The two candidates also addressed the affordability support recently introduced by the provincial government. 

“These supports are a complete joke at an attempt at a crowd pleaser right before the election,” said Salmassi. 

The government introduced a two per cent domestic tuition cap, but this will not be enforced until the next year, meaning that domestic students will still face a 5.5 per cent increase this upcoming Fall semester. 

“That means you’re still gonna get hit with the five and a half per cent increase this year and up to two per cent increases after that. After the biggest tuition hikes in history. All in all it’s the provincial government trying to throw scraps for students [to expect them] to not vote and not mobilize,” said Salmassi. “What I want my campaign to be about is organizing with you to make it clear that students should not just sit tight and be comfortable with half measures and last-minute reversals in some policies so that the provincial government can get re-elected.”

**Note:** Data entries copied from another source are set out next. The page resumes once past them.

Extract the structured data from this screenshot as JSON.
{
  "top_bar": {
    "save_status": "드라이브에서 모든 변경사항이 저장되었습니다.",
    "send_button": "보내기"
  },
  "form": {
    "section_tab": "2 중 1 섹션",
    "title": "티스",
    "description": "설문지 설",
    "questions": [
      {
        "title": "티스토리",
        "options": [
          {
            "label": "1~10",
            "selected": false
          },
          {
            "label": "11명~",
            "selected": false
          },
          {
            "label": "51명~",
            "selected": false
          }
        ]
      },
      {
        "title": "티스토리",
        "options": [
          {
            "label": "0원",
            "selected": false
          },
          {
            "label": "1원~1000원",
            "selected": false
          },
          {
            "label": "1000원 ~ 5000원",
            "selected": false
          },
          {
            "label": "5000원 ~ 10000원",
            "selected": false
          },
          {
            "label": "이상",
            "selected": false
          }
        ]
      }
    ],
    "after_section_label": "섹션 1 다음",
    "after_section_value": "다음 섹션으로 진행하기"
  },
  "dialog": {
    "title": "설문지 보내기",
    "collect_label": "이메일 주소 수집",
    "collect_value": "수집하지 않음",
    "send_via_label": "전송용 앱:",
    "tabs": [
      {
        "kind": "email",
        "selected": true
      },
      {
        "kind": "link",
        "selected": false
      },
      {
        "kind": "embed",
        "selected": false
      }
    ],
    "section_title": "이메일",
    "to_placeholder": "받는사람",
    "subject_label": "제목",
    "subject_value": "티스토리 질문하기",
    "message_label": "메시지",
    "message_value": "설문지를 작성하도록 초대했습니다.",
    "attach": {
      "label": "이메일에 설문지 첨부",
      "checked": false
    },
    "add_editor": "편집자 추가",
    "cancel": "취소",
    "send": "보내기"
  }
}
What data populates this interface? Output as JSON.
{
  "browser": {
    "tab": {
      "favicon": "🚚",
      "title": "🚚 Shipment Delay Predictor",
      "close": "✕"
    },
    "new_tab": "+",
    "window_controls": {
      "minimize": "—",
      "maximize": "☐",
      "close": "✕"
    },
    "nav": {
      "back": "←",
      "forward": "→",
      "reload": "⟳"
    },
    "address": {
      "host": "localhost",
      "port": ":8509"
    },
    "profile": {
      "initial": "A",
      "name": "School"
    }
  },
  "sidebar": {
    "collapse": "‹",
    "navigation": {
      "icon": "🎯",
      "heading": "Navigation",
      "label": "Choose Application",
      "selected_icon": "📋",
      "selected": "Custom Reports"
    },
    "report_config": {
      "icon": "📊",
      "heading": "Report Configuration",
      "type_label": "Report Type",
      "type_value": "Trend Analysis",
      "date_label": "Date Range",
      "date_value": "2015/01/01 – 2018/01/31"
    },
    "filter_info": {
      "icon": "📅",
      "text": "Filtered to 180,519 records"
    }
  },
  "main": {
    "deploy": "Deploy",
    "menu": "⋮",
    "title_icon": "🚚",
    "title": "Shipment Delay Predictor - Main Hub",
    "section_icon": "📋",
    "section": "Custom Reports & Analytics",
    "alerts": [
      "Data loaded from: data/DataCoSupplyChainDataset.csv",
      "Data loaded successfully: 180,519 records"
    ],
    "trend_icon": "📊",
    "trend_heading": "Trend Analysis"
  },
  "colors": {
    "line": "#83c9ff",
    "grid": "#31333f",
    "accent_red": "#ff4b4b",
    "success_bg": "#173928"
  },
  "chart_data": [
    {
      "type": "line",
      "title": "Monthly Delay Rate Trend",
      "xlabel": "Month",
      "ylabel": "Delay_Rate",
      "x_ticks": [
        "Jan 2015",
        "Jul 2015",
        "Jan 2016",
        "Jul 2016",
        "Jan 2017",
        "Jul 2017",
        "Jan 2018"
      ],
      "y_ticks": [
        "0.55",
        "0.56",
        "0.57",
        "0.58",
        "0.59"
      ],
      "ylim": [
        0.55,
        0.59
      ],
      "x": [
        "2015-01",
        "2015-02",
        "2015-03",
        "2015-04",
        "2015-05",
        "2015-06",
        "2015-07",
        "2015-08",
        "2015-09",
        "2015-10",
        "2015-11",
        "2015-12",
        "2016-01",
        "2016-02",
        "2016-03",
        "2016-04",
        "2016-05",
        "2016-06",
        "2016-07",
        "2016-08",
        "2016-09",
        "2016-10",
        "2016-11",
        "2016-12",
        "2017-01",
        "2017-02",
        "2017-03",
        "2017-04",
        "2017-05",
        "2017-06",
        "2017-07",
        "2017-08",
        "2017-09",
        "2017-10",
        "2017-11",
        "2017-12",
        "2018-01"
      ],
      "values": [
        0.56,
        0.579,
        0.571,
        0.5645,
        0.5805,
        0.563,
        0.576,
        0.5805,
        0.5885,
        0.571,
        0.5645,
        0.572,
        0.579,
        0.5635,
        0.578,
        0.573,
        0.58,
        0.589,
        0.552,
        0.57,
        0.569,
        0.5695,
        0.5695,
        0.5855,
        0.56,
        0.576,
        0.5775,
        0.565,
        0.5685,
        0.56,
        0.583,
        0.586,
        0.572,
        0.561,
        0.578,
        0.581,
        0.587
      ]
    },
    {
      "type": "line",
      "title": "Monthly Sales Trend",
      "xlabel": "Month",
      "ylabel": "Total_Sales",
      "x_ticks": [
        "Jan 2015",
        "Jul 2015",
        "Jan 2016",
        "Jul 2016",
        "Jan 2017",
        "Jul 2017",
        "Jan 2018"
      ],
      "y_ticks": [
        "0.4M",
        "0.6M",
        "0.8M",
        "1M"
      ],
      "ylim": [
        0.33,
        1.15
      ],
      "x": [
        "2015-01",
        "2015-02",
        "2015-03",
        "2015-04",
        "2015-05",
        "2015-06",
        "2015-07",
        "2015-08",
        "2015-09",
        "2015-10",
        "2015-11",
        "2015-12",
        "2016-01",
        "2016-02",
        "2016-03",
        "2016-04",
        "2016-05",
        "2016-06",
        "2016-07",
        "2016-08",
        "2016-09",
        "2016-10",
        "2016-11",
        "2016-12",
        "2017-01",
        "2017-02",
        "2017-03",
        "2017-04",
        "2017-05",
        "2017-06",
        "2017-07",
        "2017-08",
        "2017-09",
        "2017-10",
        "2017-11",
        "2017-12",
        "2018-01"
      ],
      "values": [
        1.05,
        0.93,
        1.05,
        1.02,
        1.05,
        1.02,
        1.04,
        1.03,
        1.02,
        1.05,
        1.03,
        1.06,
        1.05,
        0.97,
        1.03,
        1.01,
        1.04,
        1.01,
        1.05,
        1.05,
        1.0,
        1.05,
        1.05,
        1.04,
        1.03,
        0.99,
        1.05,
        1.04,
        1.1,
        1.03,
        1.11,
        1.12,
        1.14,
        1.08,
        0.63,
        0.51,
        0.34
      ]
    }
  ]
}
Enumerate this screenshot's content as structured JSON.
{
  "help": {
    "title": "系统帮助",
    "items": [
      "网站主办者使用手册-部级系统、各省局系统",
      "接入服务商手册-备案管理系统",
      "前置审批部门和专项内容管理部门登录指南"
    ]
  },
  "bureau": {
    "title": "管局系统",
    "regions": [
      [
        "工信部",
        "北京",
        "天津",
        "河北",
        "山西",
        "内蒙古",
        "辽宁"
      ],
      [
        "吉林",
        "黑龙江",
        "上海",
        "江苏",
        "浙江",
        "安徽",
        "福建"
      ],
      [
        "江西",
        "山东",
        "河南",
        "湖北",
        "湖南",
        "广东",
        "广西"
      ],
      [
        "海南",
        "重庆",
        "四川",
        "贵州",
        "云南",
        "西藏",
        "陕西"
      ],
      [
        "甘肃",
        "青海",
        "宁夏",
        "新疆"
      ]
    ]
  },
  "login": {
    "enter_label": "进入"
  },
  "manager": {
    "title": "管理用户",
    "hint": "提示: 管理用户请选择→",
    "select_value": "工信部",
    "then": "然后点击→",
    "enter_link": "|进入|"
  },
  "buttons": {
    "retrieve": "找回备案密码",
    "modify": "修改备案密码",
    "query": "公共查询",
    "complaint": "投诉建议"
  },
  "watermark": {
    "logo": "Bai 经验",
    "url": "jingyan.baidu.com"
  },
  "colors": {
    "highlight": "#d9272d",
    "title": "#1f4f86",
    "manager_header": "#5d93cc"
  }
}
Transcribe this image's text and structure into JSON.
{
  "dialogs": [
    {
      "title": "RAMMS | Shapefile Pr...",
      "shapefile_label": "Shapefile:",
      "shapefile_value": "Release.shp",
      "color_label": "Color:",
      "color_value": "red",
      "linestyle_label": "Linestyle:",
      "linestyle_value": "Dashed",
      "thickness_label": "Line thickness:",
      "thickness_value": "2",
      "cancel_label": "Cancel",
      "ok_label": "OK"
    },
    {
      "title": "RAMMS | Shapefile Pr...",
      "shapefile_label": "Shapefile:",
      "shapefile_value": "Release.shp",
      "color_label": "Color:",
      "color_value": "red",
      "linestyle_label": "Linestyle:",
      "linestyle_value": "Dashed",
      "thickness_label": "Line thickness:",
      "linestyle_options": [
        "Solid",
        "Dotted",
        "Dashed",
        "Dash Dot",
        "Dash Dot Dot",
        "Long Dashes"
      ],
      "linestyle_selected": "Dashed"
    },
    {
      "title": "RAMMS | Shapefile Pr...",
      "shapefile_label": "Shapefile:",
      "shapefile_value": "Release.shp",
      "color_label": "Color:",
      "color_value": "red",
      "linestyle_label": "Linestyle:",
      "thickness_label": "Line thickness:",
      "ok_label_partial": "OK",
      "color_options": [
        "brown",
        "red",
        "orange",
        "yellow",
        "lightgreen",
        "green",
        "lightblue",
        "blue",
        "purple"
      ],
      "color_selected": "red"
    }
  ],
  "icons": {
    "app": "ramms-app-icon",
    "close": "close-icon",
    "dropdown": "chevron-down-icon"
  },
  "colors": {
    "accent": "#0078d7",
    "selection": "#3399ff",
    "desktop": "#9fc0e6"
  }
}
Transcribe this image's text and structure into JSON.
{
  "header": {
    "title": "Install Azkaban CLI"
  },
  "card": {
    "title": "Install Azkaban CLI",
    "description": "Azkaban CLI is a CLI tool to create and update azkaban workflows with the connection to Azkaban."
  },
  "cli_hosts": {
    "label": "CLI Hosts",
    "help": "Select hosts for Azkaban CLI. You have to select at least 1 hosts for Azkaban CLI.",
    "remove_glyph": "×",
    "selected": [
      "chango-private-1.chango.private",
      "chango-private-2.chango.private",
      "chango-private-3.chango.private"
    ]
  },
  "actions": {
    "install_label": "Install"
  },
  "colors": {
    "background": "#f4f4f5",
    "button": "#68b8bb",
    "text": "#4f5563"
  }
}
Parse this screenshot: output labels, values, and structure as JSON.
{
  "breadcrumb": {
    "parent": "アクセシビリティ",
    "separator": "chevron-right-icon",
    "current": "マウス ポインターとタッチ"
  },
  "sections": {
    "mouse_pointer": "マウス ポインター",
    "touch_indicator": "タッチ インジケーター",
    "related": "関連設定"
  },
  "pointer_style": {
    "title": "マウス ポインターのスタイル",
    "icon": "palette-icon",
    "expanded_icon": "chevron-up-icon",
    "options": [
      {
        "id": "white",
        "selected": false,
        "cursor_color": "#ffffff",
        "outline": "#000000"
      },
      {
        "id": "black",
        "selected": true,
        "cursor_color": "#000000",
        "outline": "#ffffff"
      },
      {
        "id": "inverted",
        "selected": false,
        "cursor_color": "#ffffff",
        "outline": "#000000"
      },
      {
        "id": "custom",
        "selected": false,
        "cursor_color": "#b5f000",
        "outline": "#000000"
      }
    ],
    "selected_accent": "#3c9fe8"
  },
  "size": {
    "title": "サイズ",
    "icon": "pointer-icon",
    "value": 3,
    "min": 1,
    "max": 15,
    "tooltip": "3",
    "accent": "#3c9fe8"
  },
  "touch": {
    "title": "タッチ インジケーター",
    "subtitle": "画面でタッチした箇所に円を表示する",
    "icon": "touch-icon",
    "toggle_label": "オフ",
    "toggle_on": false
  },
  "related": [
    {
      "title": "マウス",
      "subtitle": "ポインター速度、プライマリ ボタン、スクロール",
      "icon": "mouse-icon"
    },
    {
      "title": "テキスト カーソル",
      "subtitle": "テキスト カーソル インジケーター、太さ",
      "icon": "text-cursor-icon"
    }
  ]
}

“What we need to do is demand even more bold policies during the provincial election so we can get policies of tuition freeze and a reversal of the seven hundred million in budget cuts,” he continued.

For Mukati, while mobilizing students is important, he also wants to provide a possible solution to the government. 

“We need to mobilize, but the way we do that is by offering solutions to the government as well,” said Mukati. “We need to provide them with viable opportunities that fulfill that.”

He plans to do this by increasing student engagement and proliferating the voices of students to pressure the government to listen. 

In their closing remarks, the candidates expressed what they would like to accomplish if elected.

“The bare minimum is not being fulfilled in this university and yet we’re demanding this and that,” said Mukati. “With me as your VP external, I will ensure that the basic requirements — to live, to have school, to have good education — in a way that is clear and concise that actually involves the community, that is something that I will accomplish.”

“My record is clear, I’ve organized student strikes that build the basis to last for months,” said Salmassi. “I’ve already organized to help defend international student rights. We cannot keep recruiting international students with zero regulations, that is not the solution to budget cuts. We need to push for the reversal of those cuts because otherwise, we will continue to be used as cash cows.”

All undergraduate students may vote for one of the two candidates for VP EXTERNAL or ABSTAIN from voting.